"Ain't she a woman?"

"Certainly she is."

"Well, ain't that ag'in the law? A woman ain't got no right to run for nothin'," said Anderson. "She ain't—"

"She ain't, eh? Didn't you walk up to the polls last fall and vote to give her the right?" demanded Harry. "Didn't every dog-goned man in this town except Bill Wynkoop vote for suffrage? Well, then, what are you kicking about? She's got as much right to run for marshal as you have, old Sport, and if what she says is true, every blessed woman in Tinkletown is going to vote for her."

Marshal Crow sat down, a queer, dazed look in his eyes.

"By gosh, I—I never thought they'd act like this," he murmured.

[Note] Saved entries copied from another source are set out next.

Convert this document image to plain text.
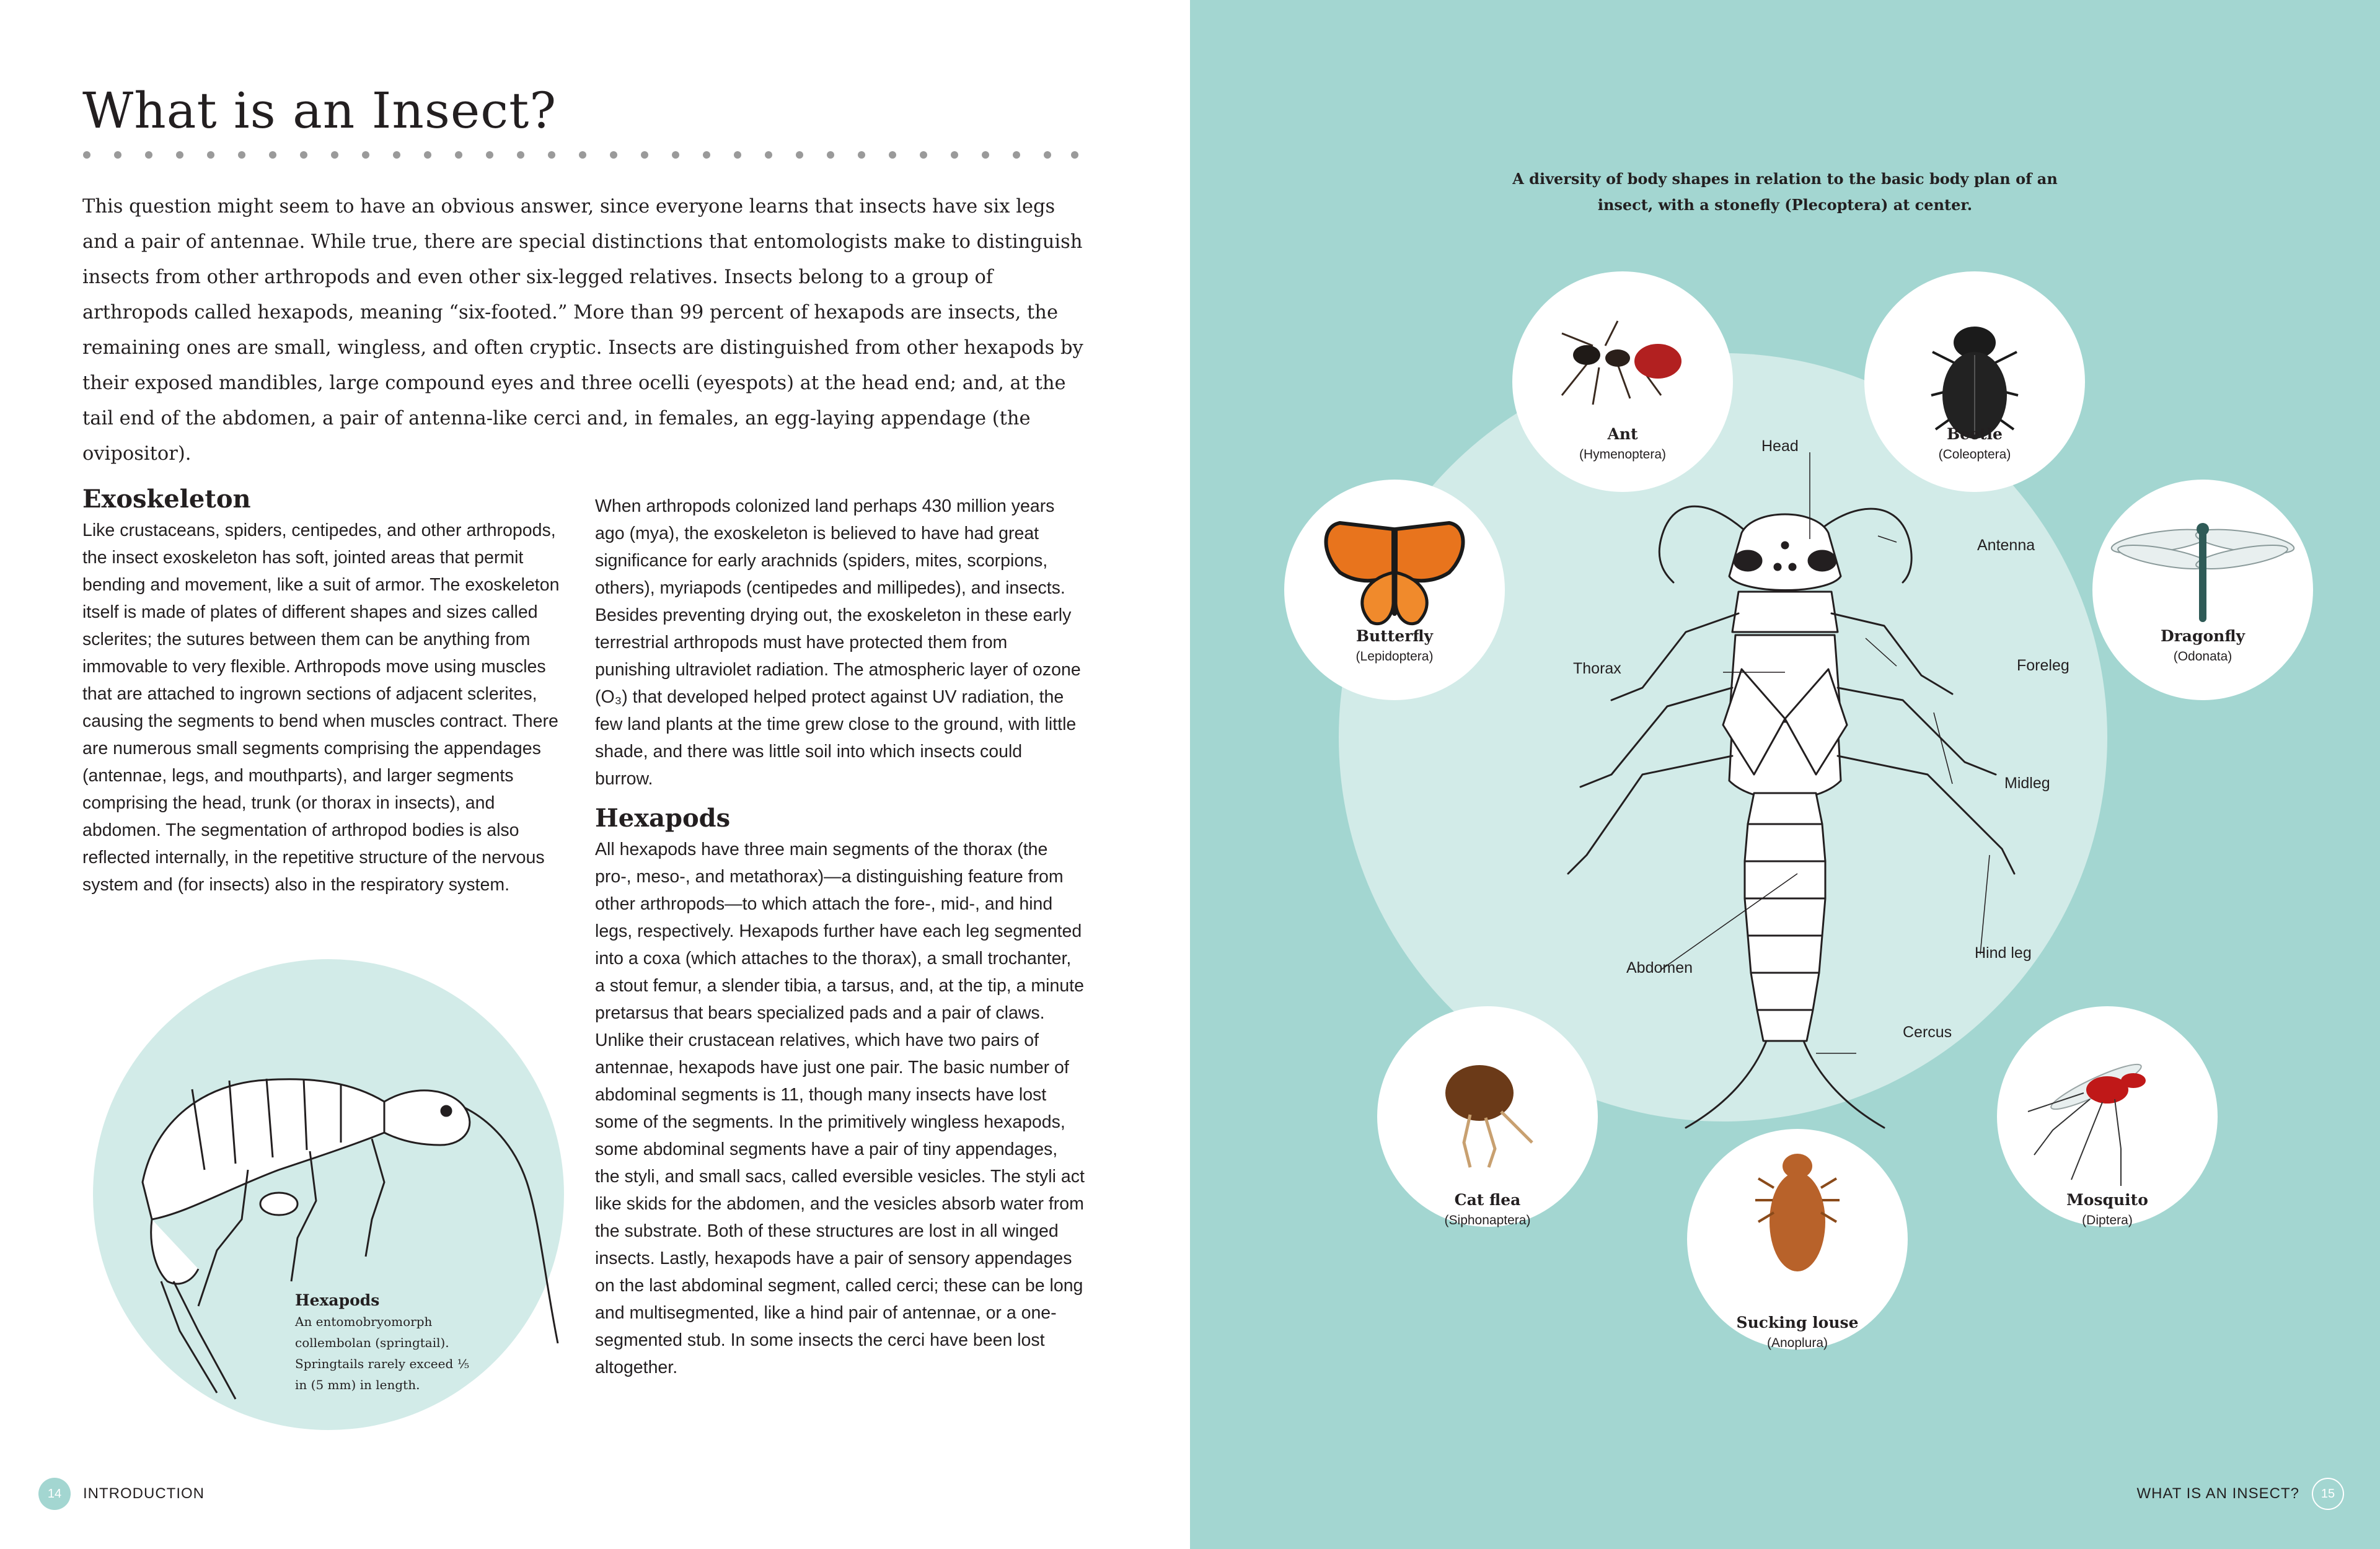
What is an Insect?

This question might seem to have an obvious answer, since everyone learns that insects have six legs and a pair of antennae. While true, there are special distinctions that entomologists make to distinguish insects from other arthropods and even other six-legged relatives. Insects belong to a group of arthropods called hexapods, meaning “six-footed.” More than 99 percent of hexapods are insects, the remaining ones are small, wingless, and often cryptic. Insects are distinguished from other hexapods by their exposed mandibles, large compound eyes and three ocelli (eyespots) at the head end; and, at the tail end of the abdomen, a pair of antenna-like cerci and, in females, an egg-laying appendage (the ovipositor).

Exoskeleton

Like crustaceans, spiders, centipedes, and other arthropods, the insect exoskeleton has soft, jointed areas that permit bending and movement, like a suit of armor. The exoskeleton itself is made of plates of different shapes and sizes called sclerites; the sutures between them can be anything from immovable to very flexible. Arthropods move using muscles that are attached to ingrown sections of adjacent sclerites, causing the segments to bend when muscles contract. There are numerous small segments comprising the appendages (antennae, legs, and mouthparts), and larger segments comprising the head, trunk (or thorax in insects), and abdomen. The segmentation of arthropod bodies is also reflected internally, in the repetitive structure of the nervous system and (for insects) also in the respiratory system.

When arthropods colonized land perhaps 430 million years ago (mya), the exoskeleton is believed to have had great significance for early arachnids (spiders, mites, scorpions, others), myriapods (centipedes and millipedes), and insects. Besides preventing drying out, the exoskeleton in these early terrestrial arthropods must have protected them from punishing ultraviolet radiation. The atmospheric layer of ozone (O₃) that developed helped protect against UV radiation, the few land plants at the time grew close to the ground, with little shade, and there was little soil into which insects could burrow.

Hexapods

All hexapods have three main segments of the thorax (the pro-, meso-, and metathorax)—a distinguishing feature from other arthropods—to which attach the fore-, mid-, and hind legs, respectively. Hexapods further have each leg segmented into a coxa (which attaches to the thorax), a small trochanter, a stout femur, a slender tibia, a tarsus, and, at the tip, a minute pretarsus that bears specialized pads and a pair of claws. Unlike their crustacean relatives, which have two pairs of antennae, hexapods have just one pair. The basic number of abdominal segments is 11, though many insects have lost some of the segments. In the primitively wingless hexapods, some abdominal segments have a pair of tiny appendages, the styli, and small sacs, called eversible vesicles. The styli act like skids for the abdomen, and the vesicles absorb water from the substrate. Both of these structures are lost in all winged insects. Lastly, hexapods have a pair of sensory appendages on the last abdominal segment, called cerci; these can be long and multisegmented, like a hind pair of antennae, or a one-segmented stub. In some insects the cerci have been lost altogether.

Hexapods
An entomobryomorph collembolan (springtail). Springtails rarely exceed ¹⁄₅ in (5 mm) in length.
14	INTRODUCTION
A diversity of body shapes in relation to the basic body plan of an insect, with a stonefly (Plecoptera) at center.
Head
Antenna
Thorax	Foreleg
Midleg
Hind leg
Abdomen
Cercus
Ant
(Hymenoptera)
Beetle
(Coleoptera)
Butterfly
(Lepidoptera)
Dragonfly
(Odonata)
Cat flea
(Siphonaptera)
Mosquito
(Diptera)
Sucking louse
(Anoplura)
WHAT IS AN INSECT?	15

Every man in the group was asking the same question in the back of his startled brain: "Has my wife gone an' got mixed up in this scheme of Minnie's without sayin' anything to me?" Visions of feminine supremacy filled the mental eye of a suddenly perturbed constituency. The realization flashed through every mind that if the women of Tinkletown stuck solidly together, there wasn't the ghost of a chance for the sex that had been in the saddle since the world began. An unwitting, or perhaps a designing, Providence had populated Tinkletown with at least twenty more women than men!


Alf Reesling was the first to speak. He addressed the complacent Mr. Squires:

"I know one woman that ain't goin' to vote for Minnie Stitzenberg," said he, somewhat fiercely.